Seorang Ibu dan anaknya (tengah) duduk di jembatan penyeberangan orang (JPO) Jalan Gatot Subroto, Jakarta, Jumat (3/1/2025). ANTARA FOTO/Aprillio Akbar


Pemerintah menempatkan pengentasan kemiskinan sebagai prioritas utama dalam Rencana Kerja Pemerintah (RKP) 2026, dengan target kemiskinan ekstrem mencapai 0% dan tingkat kemiskinan nasional ditekan ke kisaran 6,5–7,5% pada akhir 2026. Target tersebut dikejar melalui sinergi pemerintah pusat dan daerah, di tengah munculnya tekanan baru akibat banjir dan tanah longsor di Sumatra sejak akhir 2025.

Komitmen itu ditegaskan Menteri Koordinator Bidang Pemberdayaan Masyarakat Abdul Muhaimin Iskandar dalam sejumlah agenda koordinasi awal 2026. Ia menyebut waktu efektif untuk mencapai nol kemiskinan ekstrem tersisa sekitar delapan bulan, sehingga pelaksanaan program harus lebih terfokus dan terukur.

Data Badan Pusat Statistik (BPS) mencatat jumlah penduduk miskin per Maret 2025 sebesar 23,85 juta orang atau 8,47%, terendah dalam dua dekade terakhir. Meski demikian, pemerintah menilai capaian tersebut belum cukup untuk menutup risiko peningkatan kemiskinan akibat bencana alam dan perlambatan ekonomi di sejumlah wilayah.

Pada sisi kebijakan, Deputi Bidang Perencanaan Makro Pembangunan Kementerian PPN/Bappenas Eka Chandra Buana menjelaskan pemerintah memperkuat penyaluran bantuan sosial melalui digitalisasi berbasis Data Tunggal Sosial Ekonomi Nasional (DTSEN).
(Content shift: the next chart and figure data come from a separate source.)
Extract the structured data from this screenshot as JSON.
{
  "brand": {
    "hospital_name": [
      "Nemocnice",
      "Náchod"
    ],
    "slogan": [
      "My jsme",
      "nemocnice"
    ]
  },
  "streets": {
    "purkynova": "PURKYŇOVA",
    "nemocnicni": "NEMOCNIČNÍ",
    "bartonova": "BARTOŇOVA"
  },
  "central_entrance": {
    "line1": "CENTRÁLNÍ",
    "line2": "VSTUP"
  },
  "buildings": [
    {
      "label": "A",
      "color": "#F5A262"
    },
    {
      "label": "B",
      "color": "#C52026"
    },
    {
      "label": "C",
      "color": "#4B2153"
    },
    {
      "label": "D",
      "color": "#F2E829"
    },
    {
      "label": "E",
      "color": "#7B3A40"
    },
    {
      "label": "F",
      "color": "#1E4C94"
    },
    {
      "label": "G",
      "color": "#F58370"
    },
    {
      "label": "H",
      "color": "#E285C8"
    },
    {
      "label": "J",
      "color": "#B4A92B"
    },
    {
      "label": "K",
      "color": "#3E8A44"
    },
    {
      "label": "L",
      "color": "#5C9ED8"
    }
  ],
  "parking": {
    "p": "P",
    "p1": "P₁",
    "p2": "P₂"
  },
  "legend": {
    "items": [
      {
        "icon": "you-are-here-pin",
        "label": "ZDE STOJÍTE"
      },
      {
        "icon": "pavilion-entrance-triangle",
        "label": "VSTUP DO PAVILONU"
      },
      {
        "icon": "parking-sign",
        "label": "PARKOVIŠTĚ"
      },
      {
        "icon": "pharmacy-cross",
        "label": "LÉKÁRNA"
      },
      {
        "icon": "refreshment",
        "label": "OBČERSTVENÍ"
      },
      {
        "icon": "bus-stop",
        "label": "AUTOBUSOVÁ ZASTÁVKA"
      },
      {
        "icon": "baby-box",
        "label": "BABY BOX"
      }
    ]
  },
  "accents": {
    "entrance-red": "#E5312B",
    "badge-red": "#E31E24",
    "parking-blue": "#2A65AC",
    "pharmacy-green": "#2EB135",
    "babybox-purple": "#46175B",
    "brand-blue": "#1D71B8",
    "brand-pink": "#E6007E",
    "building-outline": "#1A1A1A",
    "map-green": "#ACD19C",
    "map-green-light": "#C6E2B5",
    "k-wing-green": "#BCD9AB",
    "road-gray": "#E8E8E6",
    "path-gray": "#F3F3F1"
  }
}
Skema ini ditujukan untuk memastikan bantuan lebih tepat sasaran sekaligus mengurangi tumpang tindih data penerima.

Pemerintah juga meluncurkan Kartu Kesejahteraan untuk pemenuhan kebutuhan dasar masyarakat miskin serta Kartu Usaha Afirmasi yang difokuskan pada pemberdayaan ekonomi, termasuk pelatihan keterampilan dan akses permodalan. Seluruh kebijakan tersebut diperkuat oleh Instruksi Presiden Nomor 8 Tahun 2025 tentang Optimalisasi Pengentasan Kemiskinan dan Penghapusan Kemiskinan Ekstrem.

Di tingkat daerah, Pemerintah Daerah Istimewa Yogyakarta (DIY) menargetkan penurunan angka kemiskinan hingga satu digit pada 2026. Wakil Gubernur DIY KGPAA Paku Alam X menyampaikan bahwa kemiskinan DIY per Maret 2025 masih berada di angka 10,23%, sehingga memerlukan penurunan sekitar 0,24% untuk mencapai target tersebut.

Di Kabupaten Kulonprogo, Sekretaris Bapperida Cicilia Susy Setyo Cahyani mengungkapkan target penurunan kemiskinan ke kisaran 13,69-14,69% pada 2026, turun dari posisi 14,53% pada 2025. 

"Tiga upaya besar yang dilakukan adalah menurunkan beban pengeluaran, meningkatkan pendapatan, dan mengurangi kantong-kantong kemiskinan," ujarnya, Jumat (16/1/2026). Penurunan kemiskinan Kulonprogo pada 2025 sebesar 1,09 poin persentase tercatat sebagai yang terbesar di DIY.

Upaya pengentasan kemiskinan tersebut menghadapi tantangan tambahan akibat banjir dan tanah longsor di sejumlah wilayah Sumatra pada November 2025. Abdul Muhaimin Iskandar memperkirakan bencana tersebut berkontribusi terhadap kenaikan kemiskinan nasional sekitar 0,49 poin persentase dan kemiskinan ekstrem sebesar 0,20 poin.

Merespons dampak itu, pemerintah menerbitkan Keputusan Presiden Nomor 1 Tahun 2026 tentang pembentukan Satuan Tugas Percepatan Rehabilitasi dan Rekonstruksi Pascabencana di Sumatra. Satgas lintas kementerian dan lembaga ini difokuskan pada pemulihan sosial-ekonomi masyarakat terdampak serta penguatan ketahanan pangan di wilayah bencana.